Shooting Guard: Jacob Evans, 2018
The Golden State Warriors absolutely wallopped the Cleveland Cavaliers in the 2018 NBA Finals. After absorbing 50 points from LeBron James in an overtime Game 1 win, the Warriors won the next three games to sweep their rivals and win the championship, their third in four seasons. Entering the NBA Draft a few days later, they had the 28th pick and were looking to inject win-now help into their aging rotation.
To that end, they used the pick on Cincinnati guard Jacob Evans. The 6'4" Evans played three seasons with the Bearcats, evolving into a versatile player who could defend, pass, shoot and score. He shot 37.7 percent from deep in college and was the rare collegian to average at least a steal and a block per game in his final season. He looked like the perfect archetype of a player who could step into a rotation role for the Warriors from day one.
Alas, that was not to be the case, as Evans proved wholly unable to keep up with the speed and athleticism of the NBA. He played 57 games in two seasons with the Warriors, with his career-high just 14 points. He was out of the league after two years. The Warriors tried to eschew upside for a player ready right away, but Evans as a fully-developed player wasn't an NBA player, so the Warriors were caught both ways.

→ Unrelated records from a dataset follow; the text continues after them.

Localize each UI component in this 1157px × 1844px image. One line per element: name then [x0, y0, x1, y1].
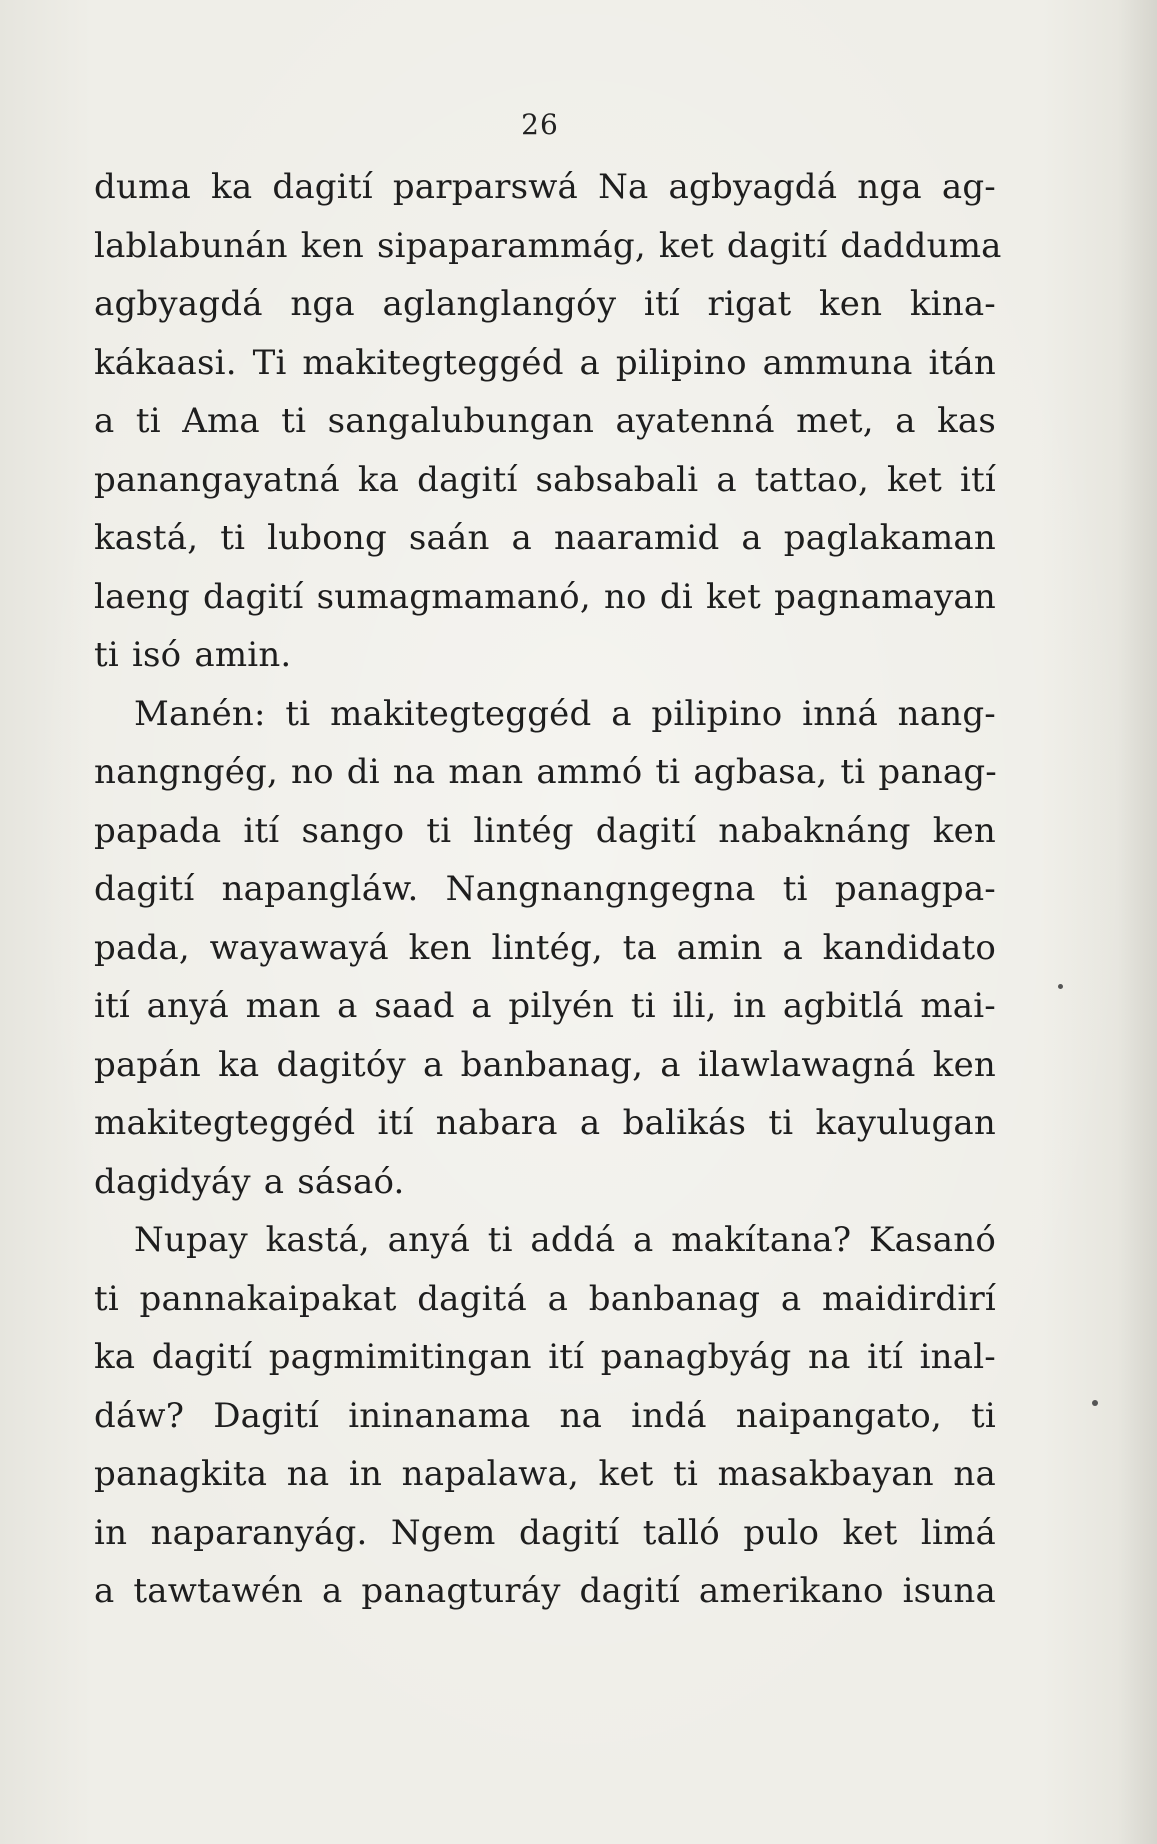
text-line: panagkita na in napalawa, ket ti masakbayan na: [94, 1454, 996, 1494]
text-line: papada ití sango ti lintég dagití nabaknáng ken: [94, 810, 996, 851]
page-edge-shadow: [1117, 0, 1157, 1844]
text-line: laeng dagití sumagmamanó, no di ket pagnamayan: [94, 576, 996, 617]
text-line: pada, wayawayá ken lintég, ta amin a kandidato: [94, 927, 996, 968]
ink-speck: [1092, 1400, 1098, 1406]
text-line: papán ka dagitóy a banbanag, a ilawlawagná ken: [94, 1044, 996, 1085]
text-line: a tawtawén a panagturáy dagití amerikano isuna: [94, 1571, 996, 1611]
text-line: Nupay kastá, anyá ti addá a makítana? Kasanó: [134, 1220, 996, 1260]
text-line: Manén: ti makitegteggéd a pilipino inná nang-: [134, 693, 996, 734]
text-line: dagidyáy a sásaó.: [94, 1161, 405, 1202]
page-number: 26: [521, 108, 559, 141]
text-line: a ti Ama ti sangalubungan ayatenná met, a kas: [94, 401, 996, 441]
text-line: ti isó amin.: [94, 635, 292, 675]
text-line: nangngég, no di na man ammó ti agbasa, ti panag-: [94, 752, 997, 792]
text-line: lablabunán ken sipaparammág, ket dagití dadduma: [94, 225, 1002, 266]
text-line: ti pannakaipakat dagitá a banbanag a maidirdirí: [94, 1278, 996, 1319]
text-line: panangayatná ka dagití sabsabali a tattao, ket ití: [94, 459, 996, 500]
text-line: makitegteggéd ití nabara a balikás ti kayulugan: [94, 1103, 996, 1143]
text-line: kákaasi. Ti makitegteggéd a pilipino ammuna itán: [94, 342, 996, 383]
text-line: kastá, ti lubong saán a naaramid a paglakaman: [94, 518, 996, 558]
text-line: dáw? Dagití ininanama na indá naipangato, ti: [94, 1395, 996, 1436]
text-line: dagití napangláw. Nangnangngegna ti panagpa-: [94, 869, 996, 909]
text-line: agbyagdá nga aglanglangóy ití rigat ken kina-: [94, 284, 996, 324]
ink-speck: [1058, 984, 1063, 989]
text-line: ka dagití pagmimitingan ití panagbyág na ití inal-: [94, 1337, 996, 1377]
text-line: duma ka dagití parparswá Na agbyagdá nga ag-: [94, 167, 996, 207]
body-text: [94, 158, 1002, 1621]
text-line: ití anyá man a saad a pilyén ti ili, in agbitlá mai-: [94, 986, 996, 1026]
text-line: in naparanyág. Ngem dagití talló pulo ket limá: [94, 1512, 996, 1553]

If the Warriors wanted an older rookie on the team to help their backcourt, they would have been much better off drafting Jalen Brunson out of Villanova, who went five picks later to the Dallas Mavericks. In fact, the 2018 second roud was a cornucopia of players who have carved out long NBA careers: Jevon Carter, Devonte' Graham, Mitchell Robinson, Gary Trent Jr., Jarred Vanderbilt, Bruce Brown, De'Anthony Melton and Shake Milton all went in the second round. Any of those players would have been able to contribute to the Warriors over the next feew seasons, but instead they swung and missed on a "sure thing" and it cost them.
Honorable Mentions: Jiri Welsch went 16th overall in the 2002 NBA Draft and lasted just four incomplete seasons in the league; Larry Hennessy went 10th in 1953 and played just 74 total games in two seasons before retiring.